Is to support the legal position that a citizen of an EU member state cannot be restricted from purchasing goods or services from any other member state - this is a rule that has been in position for years, and the FA were trying to have it not applied to their TV rights (as they gain billions from UK tv rights to Sky, which are now massively devalued).
It doesn't affect purchases of goods and services from outside of the EU.
Apple underwent a similar issue a few years ago over their iTunes store restrictions within the EU.
A quick note to catch the Americans up on what matters most in the world:
Pubs in Britain had to pay more to show English games than pubs overseas because Sky (who held the British rights) charged more.
English football league is the richest in the world (most watched sports league in the world as a result)- in part because the TV money is so much higher there so it gets the best quality players.

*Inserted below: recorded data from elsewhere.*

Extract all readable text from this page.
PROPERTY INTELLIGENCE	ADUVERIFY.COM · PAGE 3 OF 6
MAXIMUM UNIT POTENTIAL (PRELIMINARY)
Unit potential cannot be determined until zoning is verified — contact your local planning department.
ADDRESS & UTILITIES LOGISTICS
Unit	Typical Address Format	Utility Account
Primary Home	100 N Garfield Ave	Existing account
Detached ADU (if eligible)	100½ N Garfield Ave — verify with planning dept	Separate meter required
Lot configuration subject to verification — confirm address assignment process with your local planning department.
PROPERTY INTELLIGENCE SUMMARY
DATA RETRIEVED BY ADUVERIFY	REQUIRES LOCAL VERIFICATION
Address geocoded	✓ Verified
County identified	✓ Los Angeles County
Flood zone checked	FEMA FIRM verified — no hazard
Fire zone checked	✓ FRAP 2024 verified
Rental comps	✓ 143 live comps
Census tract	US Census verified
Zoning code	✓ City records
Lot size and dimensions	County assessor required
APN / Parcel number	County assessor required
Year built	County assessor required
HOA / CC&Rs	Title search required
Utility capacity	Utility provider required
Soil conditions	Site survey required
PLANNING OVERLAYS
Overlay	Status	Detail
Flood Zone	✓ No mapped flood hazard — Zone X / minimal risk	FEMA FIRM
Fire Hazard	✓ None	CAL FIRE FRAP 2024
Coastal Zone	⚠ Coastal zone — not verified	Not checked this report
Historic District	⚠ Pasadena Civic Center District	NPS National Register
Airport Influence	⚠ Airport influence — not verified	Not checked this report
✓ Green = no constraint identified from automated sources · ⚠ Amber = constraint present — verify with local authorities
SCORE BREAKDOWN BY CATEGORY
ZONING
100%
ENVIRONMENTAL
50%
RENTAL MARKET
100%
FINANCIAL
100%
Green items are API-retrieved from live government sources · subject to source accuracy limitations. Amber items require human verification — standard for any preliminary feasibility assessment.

A certain % of Sky's money there goes back to the clubs.
The English league will now lose some of the monetary advantage it had because Sky will have to compete with cheapo-European networks.
Recently Liverpool Football Club asked to be able to negotiate their own TV rights outside of the league. Their argument : we're a big club- we have more fans- more people turn on the telly to watch us than some of the smaller clubs- we should get more money than smaller clubs that no-one watches.
This was quickly shot down by everyone else who said it was a terrible idea. ESPECIALLY from the smaller clubs who would as a result get less money- but even some of the big clubs who would get more money as a result were not in favour.
This is actually how it works in Spain- where clubs like Real Madrid, and Barcelona have budgets that dwarf anyone else. Real Madrid and Barca are the big teams- they negotiate their own TV deals- and as a result have been (even before now) making more money than even the English teams- despite the Spanish league being poorer (wealthwise) in general.
Liverpool have a point though- now England is losing their advantage as a league- Real Madrid and Barcelona are going to have way more money than any club in England- because they get to negotiate their own deals. Being in England is no longer an advantage- so the wealth gap to the big Spanish teams will grow.
The tide of power that had been in England for a number of years is now going to shift back to Spain again because their clubs will have much bigger budgets.
"That's the way to do it" - Punch
Btw, this is *not* a free market solution because it is the government imposing a restriction on what may be agreed upon between consenting parties.
The whole concept of a ban on unauthorized decryption of satellite transmissions is a government-imposed restriction anyway.
It sounds good, but the ruling has loopholes you could drive a bus through. Specifically, while the match itself cannot be subject to exclusivity agreements, any copyrighted material (theme tunes and title sequences before the ad breaks, the little logo in the bottom right of the screen, the commentary, etc.) can still be controlled as the copyright holder wishes.
It is about football (for now)- but it has much wider implications.
For other sports, yes, but this has the ability to change how the whole information distribution across Europe changes.
Now Europe, for TV distribution sake, is one. What shows in Greece can be shown in England- What shows in Germany can be shown in Spain.
Local broadcasters cannot hold a monopoly on individual countries on anything. This could eventually turn into a big euro-fight of the media distributors and we could see a lot of mergers and aquisitions- and big european-wide media giants emerge.